Der „Spieltach“ im Fokus – vor allem in den sozialen Medien

Dass die Liga-Spieltage die wöchentlichen Höhepunkte einer Saison bilden, liegt auf der Hand. Jeder Klub genießt hier eine besondere Aufmerksamkeit und versucht diese bestmöglich zu nutzen. Wer einem oder mehreren Klubs bei Facebook oder Twitter folgt, wird den kompletten Tag über mit spielbezogenen Beiträgen versorgt, immer versehen mit allgemeinen oder vereinseigenen Hashtags wie, z.B. #matchday, #spieltach, #echteliebe, #immerdabei, #effzeh oder #niemalsallein. Schon BVB-Marketingdirektor Carsten Cramer schwärmte bei den Online Marketing Rockstars 2014 von der Möglichkeit, alle Fans von morgens bis abends zu involvieren, ohne dass sie zwangsläufig im Stadion sitzen.

Laut der Strategie-Beratung Advant Planning besteht der erfolgreichste Kommunikationsmix rund um die Bundesliga für Sponsoring- & Werbetreibende mit einem Fokus auf 20- bis 49-Jährige aus einer Kombination von Bandenwerbung, TV-Spots und TV-Presentings. Das Ziel ist also klassisch ein möglichst hoher Reichweitenaufbau zu einem aufmerksamkeitsstarken Zeitpunkt. Der Fokus auf Social-Media-Maßnahmen, nicht nur während der Spieltage, schlägt hier in die gleiche Kerbe, richtet sich aber vor allem die Nutzer zwischen 18 und 24 Jahren.
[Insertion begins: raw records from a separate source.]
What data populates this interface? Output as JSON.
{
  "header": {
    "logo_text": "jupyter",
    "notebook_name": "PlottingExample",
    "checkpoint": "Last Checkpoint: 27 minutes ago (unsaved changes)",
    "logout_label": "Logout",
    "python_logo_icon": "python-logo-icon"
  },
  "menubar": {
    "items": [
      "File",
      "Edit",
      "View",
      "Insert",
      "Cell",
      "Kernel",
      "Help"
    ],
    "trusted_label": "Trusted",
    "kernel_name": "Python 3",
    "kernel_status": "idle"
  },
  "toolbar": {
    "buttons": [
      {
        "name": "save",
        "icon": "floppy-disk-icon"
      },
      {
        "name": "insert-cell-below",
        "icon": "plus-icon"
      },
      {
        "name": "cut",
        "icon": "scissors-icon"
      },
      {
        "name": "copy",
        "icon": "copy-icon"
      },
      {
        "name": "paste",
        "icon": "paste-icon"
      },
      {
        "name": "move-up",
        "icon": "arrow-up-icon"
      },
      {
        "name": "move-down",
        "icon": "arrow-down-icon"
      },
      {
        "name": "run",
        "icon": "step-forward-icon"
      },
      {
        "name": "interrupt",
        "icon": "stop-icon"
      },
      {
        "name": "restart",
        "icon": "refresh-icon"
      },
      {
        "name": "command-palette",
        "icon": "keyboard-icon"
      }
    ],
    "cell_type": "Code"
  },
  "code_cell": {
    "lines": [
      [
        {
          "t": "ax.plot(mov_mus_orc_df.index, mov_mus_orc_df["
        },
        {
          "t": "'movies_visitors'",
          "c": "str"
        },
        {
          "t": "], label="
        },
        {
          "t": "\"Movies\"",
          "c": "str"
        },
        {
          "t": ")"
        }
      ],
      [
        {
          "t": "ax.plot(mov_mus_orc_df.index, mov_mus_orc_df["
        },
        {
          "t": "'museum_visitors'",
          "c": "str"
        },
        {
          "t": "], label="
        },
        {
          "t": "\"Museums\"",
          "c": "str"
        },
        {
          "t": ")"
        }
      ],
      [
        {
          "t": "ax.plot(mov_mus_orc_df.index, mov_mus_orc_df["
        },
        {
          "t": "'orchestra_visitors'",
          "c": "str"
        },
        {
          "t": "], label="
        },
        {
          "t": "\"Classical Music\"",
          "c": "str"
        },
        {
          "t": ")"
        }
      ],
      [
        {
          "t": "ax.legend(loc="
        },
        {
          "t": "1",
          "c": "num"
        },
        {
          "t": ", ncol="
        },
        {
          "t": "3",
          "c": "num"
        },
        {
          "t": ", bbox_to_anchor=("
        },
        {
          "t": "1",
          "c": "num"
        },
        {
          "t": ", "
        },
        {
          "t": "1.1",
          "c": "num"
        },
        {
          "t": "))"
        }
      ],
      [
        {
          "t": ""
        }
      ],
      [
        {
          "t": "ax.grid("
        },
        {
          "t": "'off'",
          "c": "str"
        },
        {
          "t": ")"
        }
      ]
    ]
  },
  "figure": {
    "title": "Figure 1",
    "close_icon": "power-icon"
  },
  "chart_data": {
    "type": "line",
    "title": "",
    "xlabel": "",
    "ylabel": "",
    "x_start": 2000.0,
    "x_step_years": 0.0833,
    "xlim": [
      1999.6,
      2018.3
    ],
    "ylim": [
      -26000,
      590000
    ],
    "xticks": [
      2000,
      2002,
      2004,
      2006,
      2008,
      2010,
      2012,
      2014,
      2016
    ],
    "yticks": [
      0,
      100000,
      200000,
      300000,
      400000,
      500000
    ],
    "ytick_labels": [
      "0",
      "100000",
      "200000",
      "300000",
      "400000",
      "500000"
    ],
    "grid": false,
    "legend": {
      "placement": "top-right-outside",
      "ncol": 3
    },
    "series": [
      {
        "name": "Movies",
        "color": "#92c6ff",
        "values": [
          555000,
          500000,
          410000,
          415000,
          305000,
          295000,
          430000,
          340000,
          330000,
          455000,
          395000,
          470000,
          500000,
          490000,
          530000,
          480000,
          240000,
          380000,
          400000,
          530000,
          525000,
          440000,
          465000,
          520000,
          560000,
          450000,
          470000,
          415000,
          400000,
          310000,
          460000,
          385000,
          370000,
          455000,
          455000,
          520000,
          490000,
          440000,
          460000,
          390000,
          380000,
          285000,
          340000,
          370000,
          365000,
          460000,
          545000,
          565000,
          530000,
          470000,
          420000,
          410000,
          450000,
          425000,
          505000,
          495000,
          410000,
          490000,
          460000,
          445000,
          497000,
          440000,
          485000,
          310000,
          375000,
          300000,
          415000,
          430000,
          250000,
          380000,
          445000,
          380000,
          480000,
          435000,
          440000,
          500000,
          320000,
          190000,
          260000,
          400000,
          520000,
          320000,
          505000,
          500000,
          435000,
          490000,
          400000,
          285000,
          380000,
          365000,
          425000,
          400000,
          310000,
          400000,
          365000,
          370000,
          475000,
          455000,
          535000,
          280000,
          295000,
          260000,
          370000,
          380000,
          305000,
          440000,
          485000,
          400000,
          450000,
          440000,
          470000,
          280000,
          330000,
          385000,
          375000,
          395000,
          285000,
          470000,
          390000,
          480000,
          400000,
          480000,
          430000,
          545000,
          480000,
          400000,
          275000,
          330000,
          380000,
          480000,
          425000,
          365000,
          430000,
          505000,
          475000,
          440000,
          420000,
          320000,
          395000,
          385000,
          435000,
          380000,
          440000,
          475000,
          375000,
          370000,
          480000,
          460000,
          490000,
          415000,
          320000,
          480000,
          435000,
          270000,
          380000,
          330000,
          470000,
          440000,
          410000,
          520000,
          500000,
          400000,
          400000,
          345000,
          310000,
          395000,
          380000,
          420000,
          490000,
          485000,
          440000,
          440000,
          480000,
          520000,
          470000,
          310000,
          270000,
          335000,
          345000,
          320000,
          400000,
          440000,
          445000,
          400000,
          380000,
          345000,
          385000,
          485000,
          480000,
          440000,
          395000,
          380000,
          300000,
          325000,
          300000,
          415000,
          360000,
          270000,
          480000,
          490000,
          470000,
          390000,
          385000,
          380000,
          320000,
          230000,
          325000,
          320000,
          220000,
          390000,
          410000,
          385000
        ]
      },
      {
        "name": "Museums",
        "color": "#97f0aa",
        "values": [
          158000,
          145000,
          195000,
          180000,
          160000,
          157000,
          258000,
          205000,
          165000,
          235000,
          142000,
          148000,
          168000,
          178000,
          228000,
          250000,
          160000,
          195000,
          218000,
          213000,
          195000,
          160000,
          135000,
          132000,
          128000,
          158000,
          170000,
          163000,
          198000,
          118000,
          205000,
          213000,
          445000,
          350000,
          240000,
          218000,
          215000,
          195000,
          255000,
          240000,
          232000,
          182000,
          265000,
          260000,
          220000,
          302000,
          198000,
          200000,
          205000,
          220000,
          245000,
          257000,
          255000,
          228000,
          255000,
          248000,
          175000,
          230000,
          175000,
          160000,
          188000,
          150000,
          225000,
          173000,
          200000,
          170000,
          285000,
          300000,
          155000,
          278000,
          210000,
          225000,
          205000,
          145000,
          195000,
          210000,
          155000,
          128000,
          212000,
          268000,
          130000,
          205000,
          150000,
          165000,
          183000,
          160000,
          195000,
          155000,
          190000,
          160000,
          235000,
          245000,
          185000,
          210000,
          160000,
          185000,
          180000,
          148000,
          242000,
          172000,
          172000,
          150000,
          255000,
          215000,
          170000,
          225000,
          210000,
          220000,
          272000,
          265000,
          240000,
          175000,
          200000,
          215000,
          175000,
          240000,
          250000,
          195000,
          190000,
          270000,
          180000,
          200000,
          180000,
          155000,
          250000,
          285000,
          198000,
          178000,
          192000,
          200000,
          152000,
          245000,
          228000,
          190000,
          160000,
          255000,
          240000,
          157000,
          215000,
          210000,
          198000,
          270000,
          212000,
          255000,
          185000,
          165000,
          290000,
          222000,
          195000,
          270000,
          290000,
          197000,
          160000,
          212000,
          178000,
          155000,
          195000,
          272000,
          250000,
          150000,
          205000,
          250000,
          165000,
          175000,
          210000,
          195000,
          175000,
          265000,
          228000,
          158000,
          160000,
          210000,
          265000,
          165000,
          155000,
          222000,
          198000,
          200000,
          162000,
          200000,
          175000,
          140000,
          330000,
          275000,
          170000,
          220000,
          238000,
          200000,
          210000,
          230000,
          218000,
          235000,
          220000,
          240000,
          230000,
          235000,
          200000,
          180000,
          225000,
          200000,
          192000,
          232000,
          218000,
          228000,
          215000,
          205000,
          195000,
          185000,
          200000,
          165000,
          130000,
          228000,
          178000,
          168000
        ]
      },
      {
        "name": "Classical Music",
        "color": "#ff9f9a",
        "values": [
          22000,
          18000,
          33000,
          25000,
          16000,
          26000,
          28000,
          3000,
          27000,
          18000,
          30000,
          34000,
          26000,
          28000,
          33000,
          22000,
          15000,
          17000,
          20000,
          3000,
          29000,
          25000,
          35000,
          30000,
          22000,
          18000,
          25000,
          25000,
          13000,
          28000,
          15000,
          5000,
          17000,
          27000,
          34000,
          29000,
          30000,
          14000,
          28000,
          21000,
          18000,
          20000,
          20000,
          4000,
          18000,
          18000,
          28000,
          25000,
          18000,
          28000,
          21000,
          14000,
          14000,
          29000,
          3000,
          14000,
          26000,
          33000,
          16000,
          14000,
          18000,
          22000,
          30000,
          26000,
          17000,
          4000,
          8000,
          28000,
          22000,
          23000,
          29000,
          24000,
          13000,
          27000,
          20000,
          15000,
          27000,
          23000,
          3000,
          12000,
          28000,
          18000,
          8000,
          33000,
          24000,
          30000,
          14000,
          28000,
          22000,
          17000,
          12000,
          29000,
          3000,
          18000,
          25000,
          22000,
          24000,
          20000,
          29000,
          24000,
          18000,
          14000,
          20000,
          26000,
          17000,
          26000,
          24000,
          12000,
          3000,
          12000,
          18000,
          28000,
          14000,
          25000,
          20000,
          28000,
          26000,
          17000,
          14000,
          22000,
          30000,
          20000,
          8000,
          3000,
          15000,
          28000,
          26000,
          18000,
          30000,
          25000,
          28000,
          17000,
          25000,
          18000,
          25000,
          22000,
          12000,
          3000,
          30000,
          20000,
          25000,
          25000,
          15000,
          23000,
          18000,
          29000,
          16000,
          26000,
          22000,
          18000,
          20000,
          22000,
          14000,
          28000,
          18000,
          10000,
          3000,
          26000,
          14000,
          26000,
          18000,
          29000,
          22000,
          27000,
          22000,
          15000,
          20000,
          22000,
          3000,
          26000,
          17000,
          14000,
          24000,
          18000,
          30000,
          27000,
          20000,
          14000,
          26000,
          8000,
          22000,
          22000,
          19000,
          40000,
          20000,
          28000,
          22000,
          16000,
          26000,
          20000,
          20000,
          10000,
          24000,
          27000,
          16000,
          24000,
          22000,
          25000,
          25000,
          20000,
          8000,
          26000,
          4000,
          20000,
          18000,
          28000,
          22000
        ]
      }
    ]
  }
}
Advant Planning unterscheidet unter den 30 Millionen Bundesliga-Fans grundsätzlich zwischen vier Typen:

  • Der Manische
  • Der Leidenschaftliche
  • Der Affine
  • Der Sympathisant

Audience Development: Grenzen des Kernmarkts

Die bereits angesprochenen Maßnahmen und Ziele betreffen vor allem den manischen Fan, der zusätzlich zur digitalen und mobilen Elite zählt und sich an Spieltagen sehr häufig als Autor oder Kommentator von Beiträgen beteiligt. Als Kanäle schneiden hier sowohl Facebook als auch YouTube am besten ab. Als interessierter Beobachter fällt es jedoch zumindest in der digitalen Welt schwer, eine differenzierte inhaltliche Ansprache der anderen Fan-Typen zu erkennen. Der Grad von Reichweite und Interaktion wirkt dank Spielbezug, verschiedener Aktionen oder Gewinnspielen sehr hoch, aber weder eine inhaltliche Vielfalt, noch eine inhaltliche Tiefe fehlt – welche ggf. für den Affinen oder Sympathisanten interessant sein könnte.
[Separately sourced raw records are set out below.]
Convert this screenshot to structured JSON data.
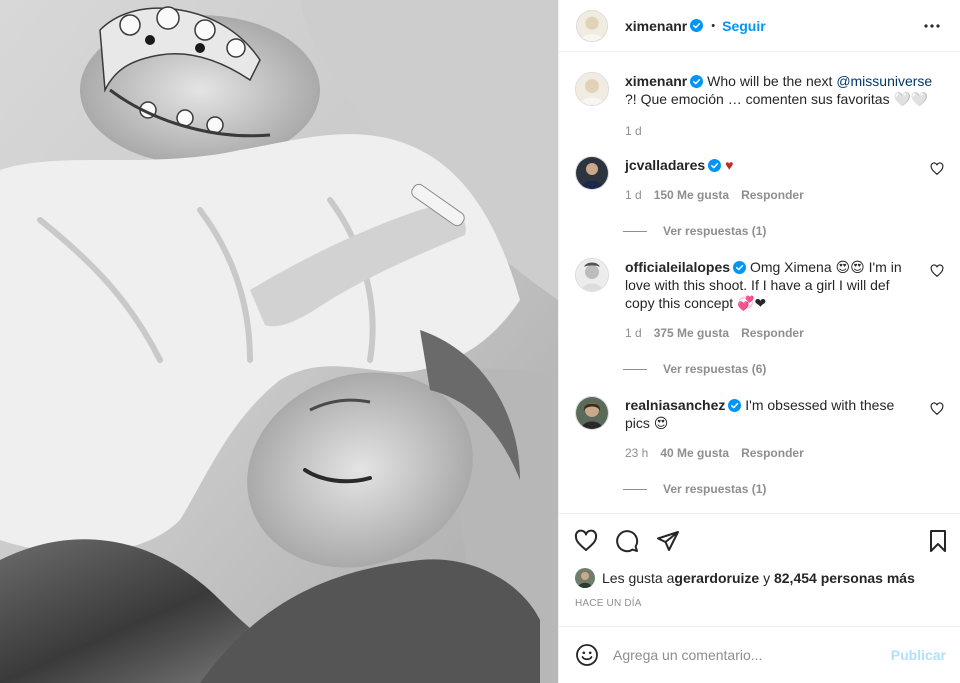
{
  "post": {
    "username": "ximenanr",
    "separator": "•",
    "follow_label": "Seguir",
    "caption": {
      "pre": "Who will be the next ",
      "mention": "@missuniverse",
      "post": " ?! Que emoción … comenten sus favoritas 🤍🤍",
      "age": "1 d"
    },
    "comments": [
      {
        "username": "jcvalladares",
        "text": "♥",
        "age": "1 d",
        "likes": "150 Me gusta",
        "reply_label": "Responder",
        "view_replies": "Ver respuestas (1)"
      },
      {
        "username": "officialeilalopes",
        "text": "Omg Ximena 😍😍 I'm in love with this shoot. If I have a girl I will def copy this concept 💞❤",
        "age": "1 d",
        "likes": "375 Me gusta",
        "reply_label": "Responder",
        "view_replies": "Ver respuestas (6)"
      },
      {
        "username": "realniasanchez",
        "text": "I'm obsessed with these pics 😍",
        "age": "23 h",
        "likes": "40 Me gusta",
        "reply_label": "Responder",
        "view_replies": "Ver respuestas (1)"
      }
    ],
    "likes_line": {
      "pre": "Les gusta a ",
      "user": "gerardoruize",
      "mid": " y ",
      "count": "82,454 personas más"
    },
    "timestamp": "Hace un día",
    "add_comment": {
      "placeholder": "Agrega un comentario...",
      "publish_label": "Publicar"
    }
  },
  "icons": {
    "more": "more-horizontal-icon",
    "like": "heart-icon",
    "comment": "comment-bubble-icon",
    "share": "paper-plane-icon",
    "save": "bookmark-icon",
    "emoji": "emoji-smile-icon",
    "verified": "verified-badge-icon"
  },
  "colors": {
    "link": "#0095f6",
    "mention": "#00376b",
    "verified": "#0095f6",
    "publish_disabled": "#b2dffc",
    "heart_red": "#c62828"
  }
}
Wenn ein Klub seinem Kernmarkt an quantitative Grenzen stößt, ist natürlich auch die Entwicklung auf einen neuen Markt möglich. Im Fall der Bundesliga-Klubs sind relevante Märkte beispielsweise der amerikanische oder asiatische Markt. Seit einigen Jahren rennt die Bundesliga der Premier League hinterher. Mittlerweile werden die Trainingslager nach Katar (FC Bayern) oder Orlando (Schalke 04) verlegt, Borussia Dortmund hat 2014 ein Büro in Singapur eröffnet. Und auch online werden die Klubs im Ausland aktiver. So kommuniziert zum Beispiel Schalke 04 über seine chinesischen Klub-Kanäle mit mehr als einer Millionen neuer chinesischer Fans. Dem japanischen Twitter-Account folgen 80.000 Nutzer. Darüber hinaus deckt der Klub mit seinen Online-Shops nun die komplette Asien-Pazifik-Region ab. Als neue Partner konnte S04 u.a. die Konzerne Hisense und Huawei gewinnen.

BVB und Bayern: Ganzheitliche Strategien zur verbesserten Ansprache

Abseits einzelner Marketing-Kanäle versuchen sich einige Klubs in einer ganzheitlichen Online-Marketing-Strategie. Ende 2015 hat Borussia Dortmund gemeinsam mit den Performance-Marketing-Experten von The Reach Group nach eigenen Angaben als erster Klub eine deutschlandweite, umfangreiche Kampagne gestartet. Das Ziel der Kampagne ist es, die Marke des Klubs zu stärken und Anhänger enger an den offiziellen Fanshop zu binden sowie den Umsatz zu erhöhen. The Reach Group baut ein Vertriebspartner-Netzwerk auf, in dessen Fokus die Kanäle und Maßnahmen Display, Retargeting, Loyalty-Partnerschaften sowie Content-Websites und -Blogs stehen.

Audience Development

Vereine wie der FC Bayern legen allen Online-Maßnahmen sogar ein umfangreiches digitales Ökosystem zugrunde, wie in Teil 1 dieser Serie bereits berichtet wurde. Nicht jeder Klub wird kurzfristig in diesem Umfang aktiv werden können, nichtsdestotrotz werden Klubs neben der reinen Aktivierung vieler Fans ihre Erfolge im Web kontinuierlich messen und kritisch hinterfragen müssen, um ihre verschiedenen Fantypen noch gezielter ansprechen zu können.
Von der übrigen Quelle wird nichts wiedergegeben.